Dynamic programming
The basis for Dynamic Programming (DP) is the theory of optimality that can be used to explain crises in which many chronological conclusions are to be taken in defining the optimum operation of a system, which consists of distinct number of stages. The searching may be in forward or backward direction. Within a time period the combinations of units are known as the states. In Forward DP a excellent economic schedule is obtained by commencing at the preliminary stage amassing the total costs, then retracing from the combination of least accumulated cost starting at the last stage and finishing at the initial stage. The stages of the DP problem are the periods of the study horizon. Each stage usually corresponds to one hour of operation i.e., combinations of units steps forward one hour at a time, and arrangements of the units that are to be scheduled are stored for each hour. Finally, by backpedaling from the arrangement with smallest amount of total cost at the final hour throughout the finest path to the arrangement at the preliminary hour the most economical schedule is acquired. The estimation of each and every combination is not convenient evidently. Additionally, several of the combinations are prohibited due to insufficient existing capacity. The step by step procedure for dynamic programming approach is as follows:
1) Start randomly by considering any two units.
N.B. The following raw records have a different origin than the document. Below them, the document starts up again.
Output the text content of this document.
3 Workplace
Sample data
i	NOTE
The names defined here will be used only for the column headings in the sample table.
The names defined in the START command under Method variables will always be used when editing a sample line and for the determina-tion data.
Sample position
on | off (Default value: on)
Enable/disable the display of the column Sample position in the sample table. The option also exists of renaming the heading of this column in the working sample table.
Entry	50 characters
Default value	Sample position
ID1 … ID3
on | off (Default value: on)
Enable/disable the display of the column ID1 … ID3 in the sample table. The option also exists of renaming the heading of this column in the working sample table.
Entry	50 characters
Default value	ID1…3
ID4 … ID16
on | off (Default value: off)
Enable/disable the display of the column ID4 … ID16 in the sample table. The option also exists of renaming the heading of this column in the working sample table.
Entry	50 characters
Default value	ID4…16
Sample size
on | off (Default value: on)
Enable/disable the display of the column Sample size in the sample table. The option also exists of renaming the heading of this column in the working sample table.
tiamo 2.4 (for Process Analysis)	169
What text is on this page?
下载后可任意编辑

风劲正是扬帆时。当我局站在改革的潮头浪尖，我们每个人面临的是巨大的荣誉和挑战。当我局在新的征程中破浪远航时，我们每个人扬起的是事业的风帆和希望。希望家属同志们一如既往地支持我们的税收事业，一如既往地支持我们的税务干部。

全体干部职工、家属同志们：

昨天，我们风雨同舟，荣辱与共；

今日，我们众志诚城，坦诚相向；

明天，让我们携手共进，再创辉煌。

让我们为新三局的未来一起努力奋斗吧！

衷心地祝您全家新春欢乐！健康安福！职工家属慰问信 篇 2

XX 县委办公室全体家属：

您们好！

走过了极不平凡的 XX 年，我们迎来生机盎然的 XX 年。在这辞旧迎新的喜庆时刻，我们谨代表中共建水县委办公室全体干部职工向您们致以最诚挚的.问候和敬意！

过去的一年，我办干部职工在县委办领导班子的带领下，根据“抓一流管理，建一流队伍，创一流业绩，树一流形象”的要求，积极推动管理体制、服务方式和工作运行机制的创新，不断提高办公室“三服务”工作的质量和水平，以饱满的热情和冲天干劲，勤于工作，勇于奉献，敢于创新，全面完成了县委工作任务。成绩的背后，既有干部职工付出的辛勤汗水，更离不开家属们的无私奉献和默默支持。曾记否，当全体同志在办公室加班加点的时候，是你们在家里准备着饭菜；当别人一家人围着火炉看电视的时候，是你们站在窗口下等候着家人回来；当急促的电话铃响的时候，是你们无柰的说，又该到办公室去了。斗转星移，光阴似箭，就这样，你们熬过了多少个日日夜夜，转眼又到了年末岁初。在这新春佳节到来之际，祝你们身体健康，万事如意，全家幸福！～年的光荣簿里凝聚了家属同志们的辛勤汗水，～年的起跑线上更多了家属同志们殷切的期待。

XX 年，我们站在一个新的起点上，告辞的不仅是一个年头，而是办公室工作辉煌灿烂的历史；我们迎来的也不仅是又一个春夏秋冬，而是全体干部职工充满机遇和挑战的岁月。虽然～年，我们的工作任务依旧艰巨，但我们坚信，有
2) Assemble the collective output of the two units in the form of discrete load levels.
3) Determine the most economical combination of the two units for all the load levels. It is to be observed that at each load level, the economic operation may be to run either a unit or both units with a certain load sharing between the two units.
4) Obtain the more cost-effective cost curve for the two units in discrete form and it can be treated as cost curve of single equivalent unit.
5) Add the third unit and the cost curve for the combination of three units is obtained by repeating the procedure.
6) Unless all the existing units are considered the procedure is repeated.
The benefit of this method is that having the best way of running n units, it is simple to find out the best way for running n + 1 units. The DP approach is based on the subsequent recurring equation.
Fn (x) = min { fn (y) + Fn - 1 (x - y)}
Where,
Fn(x) = minimum cost in Rs./hr of generation of x MW by n generating units.
fn(y) = cost of generation of y MW by nth unit.
Fn - 1(x - y) = minimum cost of generation of (x - y) MW by the remaining (n -1) units.
In its elemental form, the dynamic programming algorithm for unit commitment problem inspects every possible state in every interval. The dimensionality of the problem is significantly declined which is the chief advantage of this technique.